My adoptive parents, Eunice and Richard Robbins, were consumed by guilt. They insisted my place in the family was secure. They embraced Corina with an equal, if not greater, fervor. Alon, always seeking his parents' approval, quickly fell into line, showering his biological sister with affection.
Jake, my rock, my love, reiterated his promise. "It changes nothing, Chandler," he whispered, holding me tight. "I'll always protect you. This just means we have to fight harder for our own life together."
I tried to be welcoming, to embrace Corina. I felt guilty too, for living her life, even unknowingly. I introduced her to my friends, my world. I even brought her along on my dates with Jake. She was so sweet, so innocent, or so I thought. A naive girl who had been deprived of her rightful family. I wanted to compensate her, to make her feel loved. I was so stupid.
Jake, my Jake, began to change. His eyes lingered on Corina a beat too long. His touch, when he held my hand, felt... distracted. I brushed it off, told myself it was my imagination, my insecurity after the revelation of my adoption.
Then came New Year's Eve. The accident. A drunk driver, a blur of headlights. Jake swerved. In that split second, I saw his choice. He shielded Corina, pulling her close, protecting her body with his. I was pushed aside, hitting the dashboard, glass shattering around me.
I lay there, dazed, blood seeping from a gash on my forehead.

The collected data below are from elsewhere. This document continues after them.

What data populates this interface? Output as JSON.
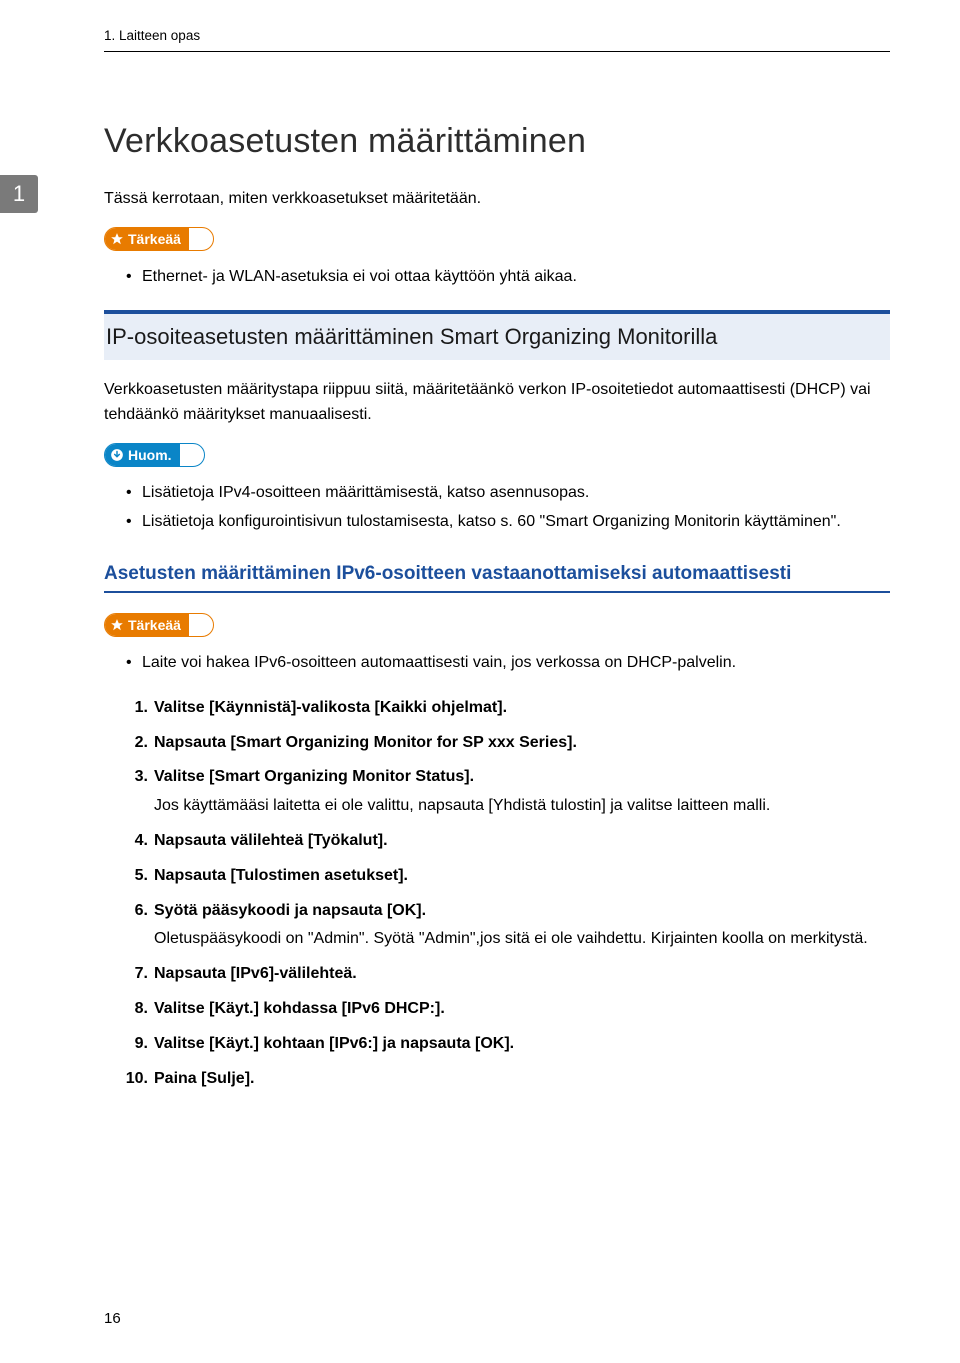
{
  "chapter_label": "1. Laitteen opas",
  "tab_number": "1",
  "title": "Verkkoasetusten määrittäminen",
  "intro": "Tässä kerrotaan, miten verkkoasetukset määritetään.",
  "badge_important": "Tärkeää",
  "badge_note": "Huom.",
  "top_bullets": [
    "Ethernet- ja WLAN-asetuksia ei voi ottaa käyttöön yhtä aikaa."
  ],
  "section_heading": "IP-osoiteasetusten määrittäminen Smart Organizing Monitorilla",
  "section_para": "Verkkoasetusten määritystapa riippuu siitä, määritetäänkö verkon IP-osoitetiedot automaattisesti (DHCP) vai tehdäänkö määritykset manuaalisesti.",
  "note_bullets": [
    "Lisätietoja IPv4-osoitteen määrittämisestä, katso asennusopas.",
    "Lisätietoja konfigurointisivun tulostamisesta, katso s. 60 \"Smart Organizing Monitorin käyttäminen\"."
  ],
  "subsection_heading": "Asetusten määrittäminen IPv6-osoitteen vastaanottamiseksi automaattisesti",
  "sub_bullets": [
    "Laite voi hakea IPv6-osoitteen automaattisesti vain, jos verkossa on DHCP-palvelin."
  ],
  "steps": [
    {
      "main": "Valitse [Käynnistä]-valikosta [Kaikki ohjelmat]."
    },
    {
      "main": "Napsauta [Smart Organizing Monitor for SP xxx Series]."
    },
    {
      "main": "Valitse [Smart Organizing Monitor Status].",
      "note": "Jos käyttämääsi laitetta ei ole valittu, napsauta [Yhdistä tulostin] ja valitse laitteen malli."
    },
    {
      "main": "Napsauta välilehteä [Työkalut]."
    },
    {
      "main": "Napsauta [Tulostimen asetukset]."
    },
    {
      "main": "Syötä pääsykoodi ja napsauta [OK].",
      "note": "Oletuspääsykoodi on \"Admin\". Syötä \"Admin\",jos sitä ei ole vaihdettu. Kirjainten koolla on merkitystä."
    },
    {
      "main": "Napsauta [IPv6]-välilehteä."
    },
    {
      "main": "Valitse [Käyt.] kohdassa [IPv6 DHCP:]."
    },
    {
      "main": "Valitse [Käyt.] kohtaan [IPv6:] ja napsauta [OK]."
    },
    {
      "main": "Paina [Sulje]."
    }
  ],
  "page_number": "16"
}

My head throbbed. My vision swam. But I saw them. Jake, holding Corina, checking her for injuries, his face etched with concern. He didn't even glance my way.
The cold, hard truth slammed into me. It wasn't my imagination. It was real. The love, the promises, the protection – it had all shifted. I was no longer his priority. I was no longer his. I was alone, bleeding, and utterly, irrevocably betrayed.